If it were a sentient being, the institution of the Senate would self-immolate in response to the stunning amount of hypocrisy oozing out of every Republican.
"Presidents deserve to have their teams in place—it is that simple," Senator Roy Blunt, Republican of Missouri and chairman of the Rules Committee, told the panel last week. "It applies to whatever party occupies the White House."
That's how they are justifying a "mini-nuclear" option they are about to pass to get the Russian asset's nominations through the Senate at a faster clip and with even less scrutiny. They are going to shorten the required debate time for executive and some judicial branch nominees—the cloture "ripening" hours—from as many as 30 hours to just two. Majority Leader Mitch McConnell, the man bent on dismantling every vestige of the institution, who blockaded an imminently qualified Supreme Court nominee of a Democratic president, says, "I just don’t think it is fair in any way to continue the practice we have seen on full display here. […] It is time for the Senate to change the practice before it becomes so pervasive that the genie never gets back in the bottle." That practice being Democrats forcing the full 30 hours of debate.

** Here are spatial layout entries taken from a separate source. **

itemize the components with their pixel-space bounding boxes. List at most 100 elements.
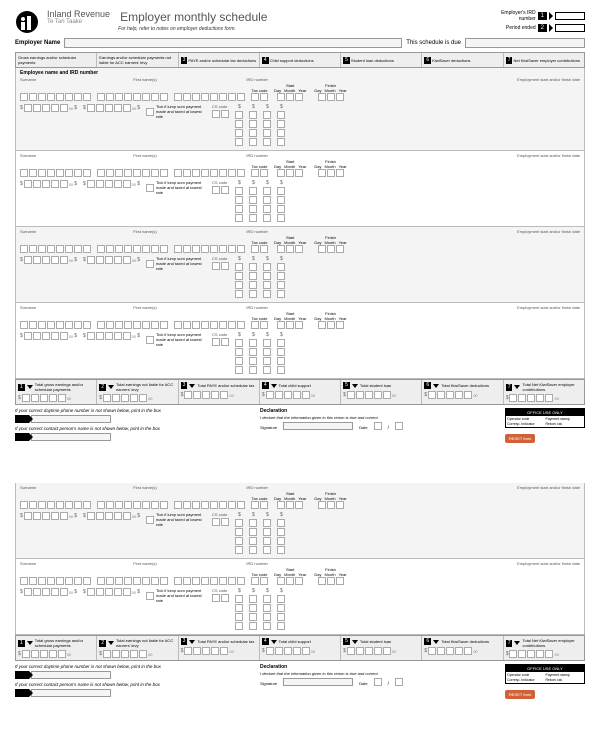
- input-box[interactable]: [249, 272, 257, 280]
- input-box[interactable]: [42, 332, 50, 340]
- input-box[interactable]: [58, 394, 66, 402]
- input-box[interactable]: [51, 588, 59, 596]
- input-box[interactable]: [235, 281, 243, 289]
- input-box[interactable]: [105, 332, 113, 340]
- input-box[interactable]: [97, 245, 105, 253]
- input-box[interactable]: [249, 622, 257, 630]
- input-box[interactable]: [97, 169, 105, 177]
- input-box[interactable]: [33, 588, 41, 596]
- input-box[interactable]: [174, 93, 182, 101]
- input-box[interactable]: [38, 169, 46, 177]
- input-box[interactable]: [20, 321, 28, 329]
- input-box[interactable]: [124, 169, 132, 177]
- input-box[interactable]: [365, 391, 373, 399]
- input-box[interactable]: [235, 595, 243, 603]
- input-box[interactable]: [228, 169, 236, 177]
- employer-name-field[interactable]: [64, 38, 402, 48]
- input-box[interactable]: [151, 93, 159, 101]
- input-box[interactable]: [277, 357, 285, 365]
- input-box[interactable]: [249, 111, 257, 119]
- input-box[interactable]: [24, 256, 32, 264]
- input-box[interactable]: [20, 93, 28, 101]
- input-box[interactable]: [263, 196, 271, 204]
- input-box[interactable]: [124, 245, 132, 253]
- input-box[interactable]: [38, 93, 46, 101]
- input-box[interactable]: [219, 321, 227, 329]
- input-box[interactable]: [263, 129, 271, 137]
- input-box[interactable]: [277, 281, 285, 289]
- input-box[interactable]: [219, 577, 227, 585]
- phone-field-2[interactable]: [31, 671, 111, 679]
- input-box[interactable]: [29, 93, 37, 101]
- input-box[interactable]: [87, 104, 95, 112]
- input-box[interactable]: [40, 650, 48, 658]
- input-box[interactable]: [33, 512, 41, 520]
- input-box[interactable]: [24, 180, 32, 188]
- input-box[interactable]: [212, 186, 220, 194]
- input-box[interactable]: [249, 357, 257, 365]
- input-box[interactable]: [210, 501, 218, 509]
- input-box[interactable]: [60, 588, 68, 596]
- input-box[interactable]: [536, 394, 544, 402]
- input-box[interactable]: [47, 501, 55, 509]
- signature-field[interactable]: [283, 422, 353, 430]
- input-box[interactable]: [277, 263, 285, 271]
- input-box[interactable]: [263, 187, 271, 195]
- input-box[interactable]: [192, 93, 200, 101]
- input-box[interactable]: [235, 357, 243, 365]
- input-box[interactable]: [318, 245, 326, 253]
- input-box[interactable]: [228, 501, 236, 509]
- input-box[interactable]: [545, 394, 553, 402]
- input-box[interactable]: [327, 321, 335, 329]
- input-box[interactable]: [277, 501, 285, 509]
- input-box[interactable]: [115, 321, 123, 329]
- date-m[interactable]: [395, 422, 403, 430]
- input-box[interactable]: [20, 169, 28, 177]
- input-box[interactable]: [105, 180, 113, 188]
- input-box[interactable]: [263, 528, 271, 536]
- input-box[interactable]: [142, 321, 150, 329]
- input-box[interactable]: [249, 613, 257, 621]
- input-box[interactable]: [142, 577, 150, 585]
- input-box[interactable]: [114, 104, 122, 112]
- input-box[interactable]: [87, 588, 95, 596]
- input-box[interactable]: [210, 577, 218, 585]
- input-box[interactable]: [277, 129, 285, 137]
- input-box[interactable]: [260, 245, 268, 253]
- input-box[interactable]: [124, 501, 132, 509]
- input-box[interactable]: [201, 501, 209, 509]
- input-box[interactable]: [464, 391, 472, 399]
- input-box[interactable]: [115, 501, 123, 509]
- input-box[interactable]: [151, 245, 159, 253]
- input-box[interactable]: [509, 394, 517, 402]
- input-box[interactable]: [121, 650, 129, 658]
- input-box[interactable]: [249, 129, 257, 137]
- input-box[interactable]: [318, 93, 326, 101]
- input-box[interactable]: [33, 180, 41, 188]
- input-box[interactable]: [74, 245, 82, 253]
- input-box[interactable]: [295, 501, 303, 509]
- input-box[interactable]: [263, 595, 271, 603]
- input-box[interactable]: [83, 245, 91, 253]
- input-box[interactable]: [293, 647, 301, 655]
- input-box[interactable]: [263, 546, 271, 554]
- input-box[interactable]: [103, 650, 111, 658]
- input-box[interactable]: [20, 577, 28, 585]
- input-box[interactable]: [183, 93, 191, 101]
- input-box[interactable]: [277, 272, 285, 280]
- input-box[interactable]: [201, 577, 209, 585]
- input-box[interactable]: [374, 391, 382, 399]
- input-box[interactable]: [327, 169, 335, 177]
- input-box[interactable]: [47, 245, 55, 253]
- input-box[interactable]: [96, 180, 104, 188]
- input-box[interactable]: [249, 187, 257, 195]
- input-box[interactable]: [336, 501, 344, 509]
- input-box[interactable]: [56, 321, 64, 329]
- input-box[interactable]: [327, 93, 335, 101]
- input-box[interactable]: [235, 138, 243, 146]
- input-box[interactable]: [56, 93, 64, 101]
- input-box[interactable]: [260, 321, 268, 329]
- input-box[interactable]: [139, 394, 147, 402]
- input-box[interactable]: [183, 321, 191, 329]
- input-box[interactable]: [124, 93, 132, 101]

Look at the stats: In the first two years of the Trump administration, there have been 53 district court judges confirmed; President Obama had 15. There have been 30 appellate court judges from Trump confirmed in the past two years—the most ever. Those, and two Supreme Court justices. It's worth mentioning that there are so many vacancies for Trump to fill in large part because Republicans all but shut down the confirmation of these lifetime appointments under Obama. It's also worth mentioning that many of these nominees were pushed through over the objections of home state senators. Democrats have been all but shut out of the process.
So when McConnell is telling Democrats that they're forcing him to do this because of their obstruction, it's adding insult to injury. "It has created some hard feelings because it was consciously done in the hopes that your party would win the next presidential election, and you did," Illinois Democrat Dick Durbin told McConnell. "When we talk about records of obstruction, I think that record has been broken at the highest level."